VÍDEO: CIRO GOMES EXPÕE ABSURDOS DE LULA EM EVENTO DO CENTRÃO


O ex-ministro Ciro Gomes (PDT) esteve presente nesta terça-feira (19 de agosto de 2025) no evento que oficializou a criação da Federação União Progressista, resultado da união entre União Brasil e Progressistas (PP). A solenidade, realizada em Brasília, contou com lideranças de diferentes partidos e marcou a consolidação de um novo bloco político que pretende ganhar força no Congresso e influenciar diretamente o cenário nacional.

No encontro, Ciro defendeu a necessidade de articular uma alternativa política que ultrapasse a atual polarização. Em sua visão, o momento exige a construção de uma frente capaz de reunir legendas e lideranças que se posicionam desde a centro-esquerda até a centro-direita. A proposta é formar um eixo de convergência nacional que represente maior equilíbrio e ofereça caminhos para superar as crises que afetam o país.

A participação do pedetista foi interpretada como um gesto de abertura ao diálogo com setores que tradicionalmente estiveram em campos políticos distintos. Conhecido por suas críticas às alianças que considera meramente pragmáticas, Ciro defendeu a ideia de cooperação entre correntes diversas como estratégia para enfrentar os impasses do Brasil contemporâneo. Para ele, a união entre forças moderadas pode gerar condições de estabilidade e desenvolvimento.

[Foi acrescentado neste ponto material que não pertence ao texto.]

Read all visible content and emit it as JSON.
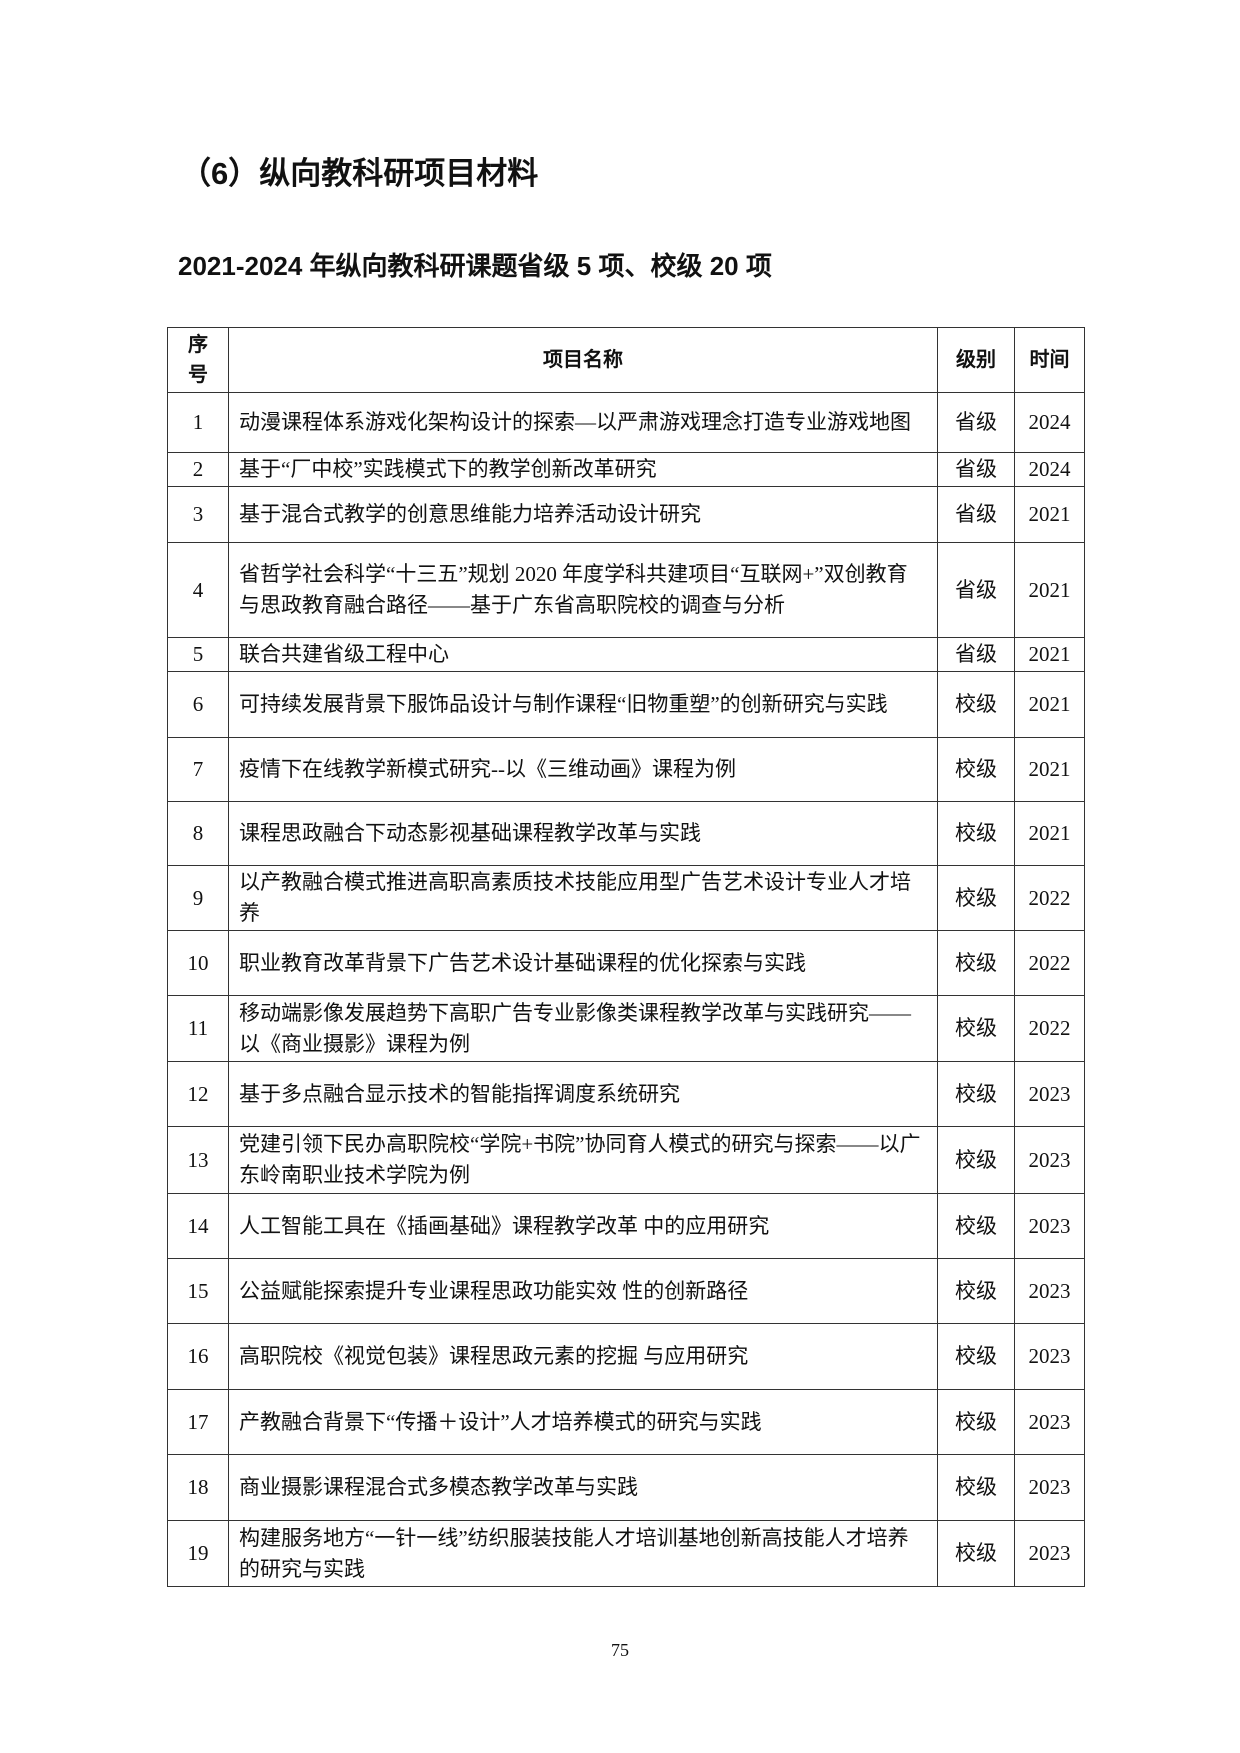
{
  "section_title": "（6）纵向教科研项目材料",
  "subtitle": "2021-2024 年纵向教科研课题省级 5 项、校级 20 项",
  "table": {
    "headers": {
      "index": "序号",
      "name": "项目名称",
      "level": "级别",
      "year": "时间"
    },
    "rows": [
      {
        "no": "1",
        "name": "动漫课程体系游戏化架构设计的探索—以严肃游戏理念打造专业游戏地图",
        "level": "省级",
        "year": "2024"
      },
      {
        "no": "2",
        "name": "基于“厂中校”实践模式下的教学创新改革研究",
        "level": "省级",
        "year": "2024"
      },
      {
        "no": "3",
        "name": "基于混合式教学的创意思维能力培养活动设计研究",
        "level": "省级",
        "year": "2021"
      },
      {
        "no": "4",
        "name": "省哲学社会科学“十三五”规划 2020 年度学科共建项目“互联网+”双创教育与思政教育融合路径——基于广东省高职院校的调查与分析",
        "level": "省级",
        "year": "2021"
      },
      {
        "no": "5",
        "name": "联合共建省级工程中心",
        "level": "省级",
        "year": "2021"
      },
      {
        "no": "6",
        "name": "可持续发展背景下服饰品设计与制作课程“旧物重塑”的创新研究与实践",
        "level": "校级",
        "year": "2021"
      },
      {
        "no": "7",
        "name": "疫情下在线教学新模式研究--以《三维动画》课程为例",
        "level": "校级",
        "year": "2021"
      },
      {
        "no": "8",
        "name": "课程思政融合下动态影视基础课程教学改革与实践",
        "level": "校级",
        "year": "2021"
      },
      {
        "no": "9",
        "name": "以产教融合模式推进高职高素质技术技能应用型广告艺术设计专业人才培养",
        "level": "校级",
        "year": "2022"
      },
      {
        "no": "10",
        "name": "职业教育改革背景下广告艺术设计基础课程的优化探索与实践",
        "level": "校级",
        "year": "2022"
      },
      {
        "no": "11",
        "name": "移动端影像发展趋势下高职广告专业影像类课程教学改革与实践研究——以《商业摄影》课程为例",
        "level": "校级",
        "year": "2022"
      },
      {
        "no": "12",
        "name": "基于多点融合显示技术的智能指挥调度系统研究",
        "level": "校级",
        "year": "2023"
      },
      {
        "no": "13",
        "name": "党建引领下民办高职院校“学院+书院”协同育人模式的研究与探索——以广东岭南职业技术学院为例",
        "level": "校级",
        "year": "2023"
      },
      {
        "no": "14",
        "name": "人工智能工具在《插画基础》课程教学改革 中的应用研究",
        "level": "校级",
        "year": "2023"
      },
      {
        "no": "15",
        "name": "公益赋能探索提升专业课程思政功能实效 性的创新路径",
        "level": "校级",
        "year": "2023"
      },
      {
        "no": "16",
        "name": "高职院校《视觉包装》课程思政元素的挖掘 与应用研究",
        "level": "校级",
        "year": "2023"
      },
      {
        "no": "17",
        "name": "产教融合背景下“传播＋设计”人才培养模式的研究与实践",
        "level": "校级",
        "year": "2023"
      },
      {
        "no": "18",
        "name": "商业摄影课程混合式多模态教学改革与实践",
        "level": "校级",
        "year": "2023"
      },
      {
        "no": "19",
        "name": "构建服务地方“一针一线”纺织服装技能人才培训基地创新高技能人才培养的研究与实践",
        "level": "校级",
        "year": "2023"
      }
    ]
  },
  "page_number": "75"
}
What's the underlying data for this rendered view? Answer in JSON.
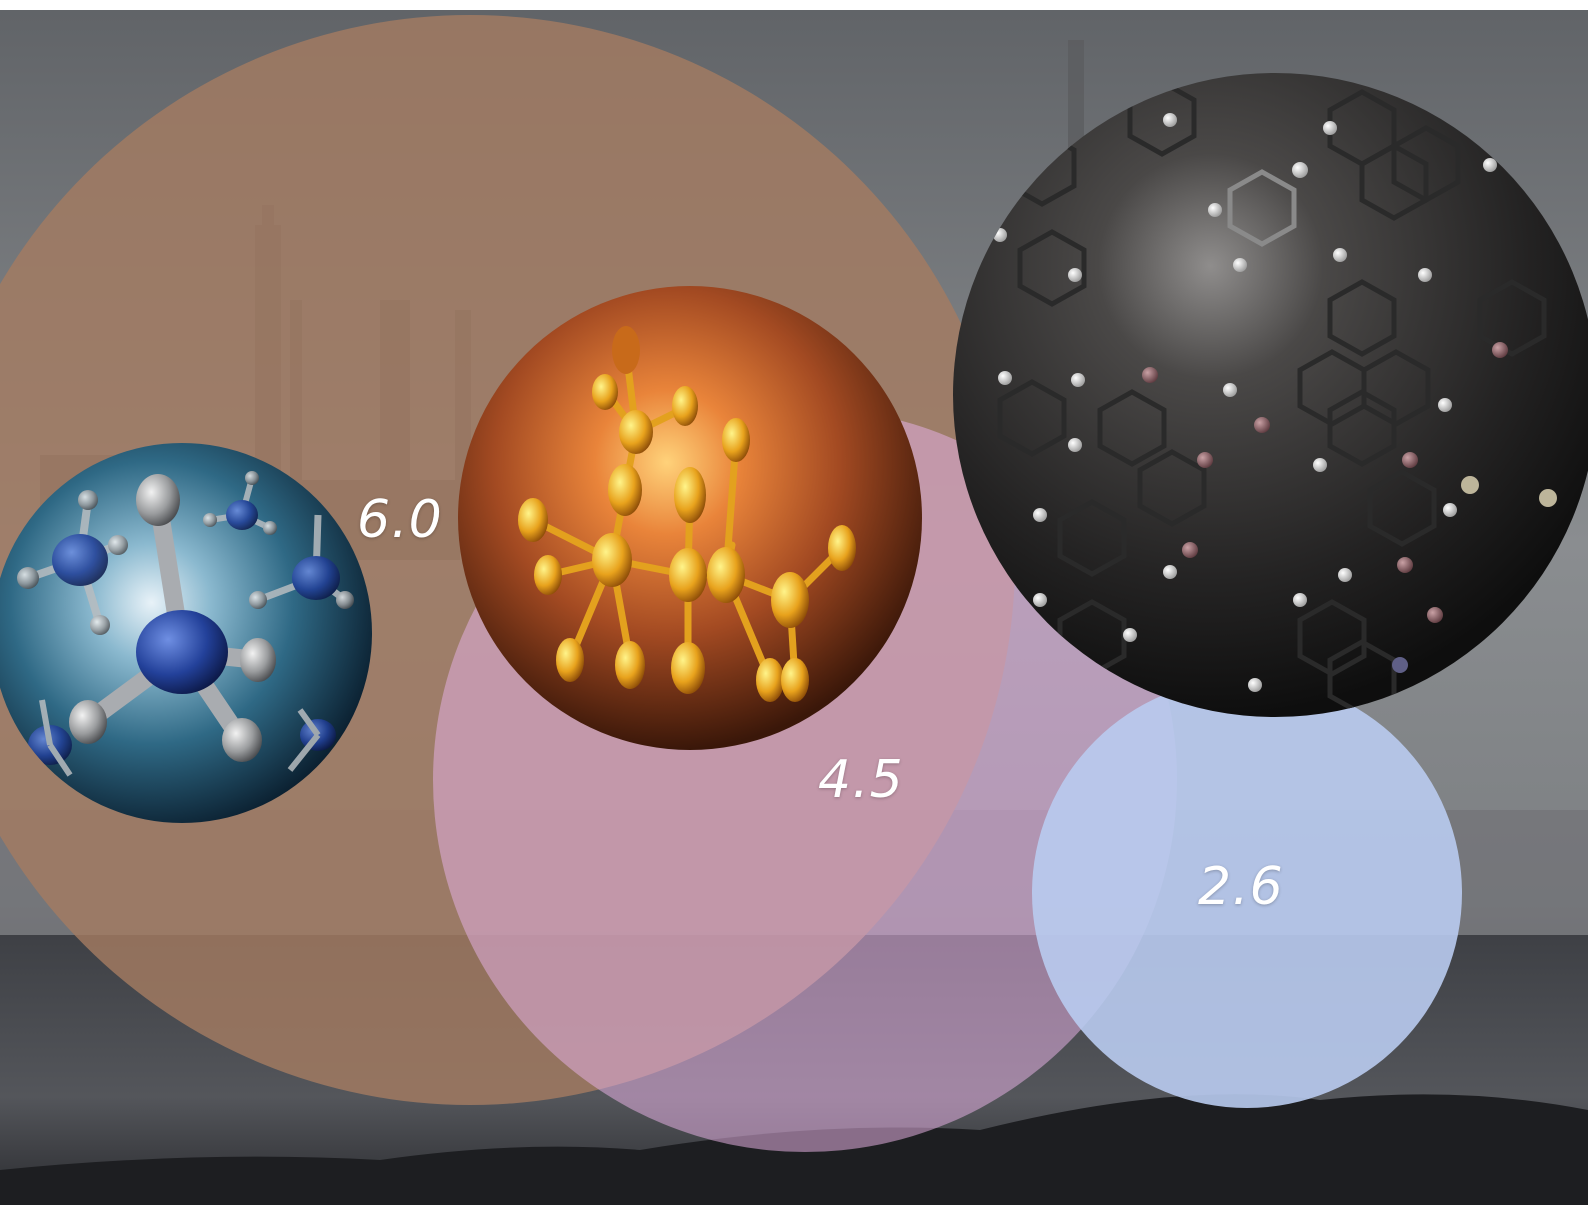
{
  "values": {
    "large_bubble": "6.0",
    "medium_bubble": "4.5",
    "small_bubble": "2.6"
  },
  "colors": {
    "large_bubble": "#9b7b66",
    "medium_bubble": "#d9a6d4",
    "small_bubble": "#b4c6ea",
    "sky": "#6e7175",
    "ground": "#2b2c30"
  },
  "molecules": {
    "left_sphere": "methane-molecule",
    "middle_sphere": "branched-hydrocarbon-molecule",
    "right_sphere": "polycyclic-aromatic-molecule"
  }
}
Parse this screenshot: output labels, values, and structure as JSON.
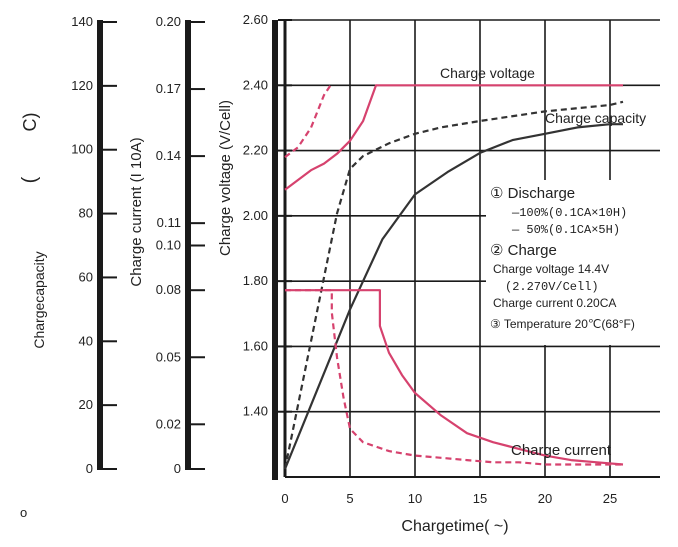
{
  "chart_data": {
    "type": "line",
    "xlabel": "Chargetime( ~)",
    "x_ticks": [
      0,
      5,
      10,
      15,
      20,
      25
    ],
    "xlim": [
      0,
      28
    ],
    "axes": {
      "voltage": {
        "label": "Charge voltage (V/Cell)",
        "ylim": [
          1.2,
          2.6
        ],
        "ticks": [
          "1.40",
          "1.60",
          "1.80",
          "2.00",
          "2.20",
          "2.40",
          "2.60"
        ],
        "tick_values": [
          1.4,
          1.6,
          1.8,
          2.0,
          2.2,
          2.4,
          2.6
        ]
      },
      "current": {
        "label": "Charge current (I 10A)",
        "ylim": [
          0,
          0.2
        ],
        "ticks": [
          "0",
          "0.02",
          "0.05",
          "0.08",
          "0.10",
          "0.11",
          "0.14",
          "0.17",
          "0.20"
        ],
        "tick_values": [
          0,
          0.02,
          0.05,
          0.08,
          0.1,
          0.11,
          0.14,
          0.17,
          0.2
        ]
      },
      "capacity": {
        "label_left": "Chargecapacity",
        "label_mid": "(",
        "label_right": "C)",
        "ylim": [
          0,
          140
        ],
        "ticks": [
          "0",
          "20",
          "40",
          "60",
          "80",
          "100",
          "120",
          "140"
        ],
        "tick_values": [
          0,
          20,
          40,
          60,
          80,
          100,
          120,
          140
        ]
      }
    },
    "series": [
      {
        "name": "Charge voltage",
        "style": "solid",
        "color": "#d6426e",
        "axis": "voltage",
        "x": [
          0,
          1,
          2,
          3,
          4,
          5,
          6,
          7,
          10,
          15,
          20,
          26
        ],
        "y": [
          2.08,
          2.11,
          2.14,
          2.16,
          2.19,
          2.23,
          2.29,
          2.4,
          2.4,
          2.4,
          2.4,
          2.4
        ]
      },
      {
        "name": "",
        "style": "dashed",
        "color": "#d6426e",
        "axis": "voltage",
        "x": [
          0,
          1,
          2,
          2.5,
          3,
          3.5
        ],
        "y": [
          2.18,
          2.21,
          2.27,
          2.32,
          2.37,
          2.4
        ]
      },
      {
        "name": "Charge capacity",
        "style": "solid",
        "color": "#333333",
        "axis": "capacity",
        "x": [
          0,
          2.5,
          5,
          7.5,
          10,
          12.5,
          15,
          17.5,
          20,
          22.5,
          25,
          26
        ],
        "y": [
          0,
          25,
          50,
          72,
          86,
          93,
          99,
          103,
          105,
          107,
          108,
          108
        ]
      },
      {
        "name": "",
        "style": "dashed",
        "color": "#333333",
        "axis": "capacity",
        "x": [
          0,
          1,
          2,
          3,
          4,
          5,
          6,
          8,
          10,
          12,
          15,
          20,
          25,
          26
        ],
        "y": [
          0,
          20,
          40,
          60,
          80,
          94,
          98,
          102,
          105,
          107,
          109,
          112,
          114,
          115
        ]
      },
      {
        "name": "Charge current",
        "style": "solid",
        "color": "#d6426e",
        "axis": "current",
        "x": [
          0,
          7.3,
          7.3,
          8,
          9,
          10,
          12,
          14,
          16,
          18,
          20,
          22,
          24,
          26
        ],
        "y": [
          0.08,
          0.08,
          0.064,
          0.052,
          0.042,
          0.034,
          0.024,
          0.016,
          0.012,
          0.009,
          0.006,
          0.004,
          0.003,
          0.002
        ]
      },
      {
        "name": "",
        "style": "dashed",
        "color": "#d6426e",
        "axis": "current",
        "x": [
          0,
          3.6,
          3.6,
          4,
          4.5,
          5,
          6,
          8,
          10,
          12,
          14,
          16,
          18,
          20,
          22,
          24,
          26
        ],
        "y": [
          0.08,
          0.08,
          0.07,
          0.05,
          0.032,
          0.018,
          0.012,
          0.008,
          0.006,
          0.005,
          0.004,
          0.003,
          0.003,
          0.002,
          0.002,
          0.002,
          0.002
        ]
      }
    ],
    "annotations": {
      "voltage_label": "Charge voltage",
      "capacity_label": "Charge capacity",
      "current_label": "Charge current",
      "legend_lines": [
        "① Discharge",
        "—100%(0.1CA×10H)",
        "— 50%(0.1CA×5H)",
        "② Charge",
        "Charge voltage 14.4V",
        "(2.270V/Cell)",
        "Charge current 0.20CA",
        "③ Temperature 20℃(68°F)"
      ]
    },
    "stray_mark": "o"
  }
}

A Federação União Progressista surge em um contexto de desafios políticos e econômicos. O objetivo da aliança entre União Brasil e Progressistas é ampliar o peso institucional das siglas no Legislativo e aumentar sua capacidade de influência em pautas decisivas. A expectativa é que o bloco se torne um dos mais relevantes do Congresso, funcionando como peça-chave na relação com o Executivo e em futuras negociações eleitorais.

Ao propor que a federação dialogue também com partidos da centro-esquerda, Ciro Gomes colocou em pauta a possibilidade de construção de uma coalizão mais abrangente. Para observadores políticos, esse movimento pode atrair legendas e lideranças que não se sentem contempladas pela polarização entre lulistas e bolsonaristas. A ideia de um agrupamento amplo é vista como tentativa de oferecer uma alternativa ao eleitorado que busca moderação e equilíbrio.

A criação da União Progressista também valoriza o papel de suas principais lideranças, como Antônio de Rueda, presidente do União Brasil, e o senador Ciro Nogueira (PP-PI), ambos responsáveis por articular o acordo. A federação nasce com a ambição de disputar maior protagonismo e se consolidar como ator central nas decisões políticas do país.

Embora a presença de Ciro Gomes não represente uma adesão imediata do PDT ao novo bloco, abre espaço para interpretações sobre futuras aproximações. Com as eleições de 2026 no horizonte, a possibilidade de alianças mais amplas passa a ser considerada por diferentes partidos que buscam construir alternativas competitivas ao atual quadro de polarização.

O lançamento da União Progressista, portanto, inaugura um novo capítulo no xadrez político brasileiro. O desafio será transformar a promessa de unidade em prática concreta, conciliando diferentes interesses internos e apresentando ao eleitorado um projeto capaz de se distinguir tanto do governo em exercício quanto de seus opositores mais diretos.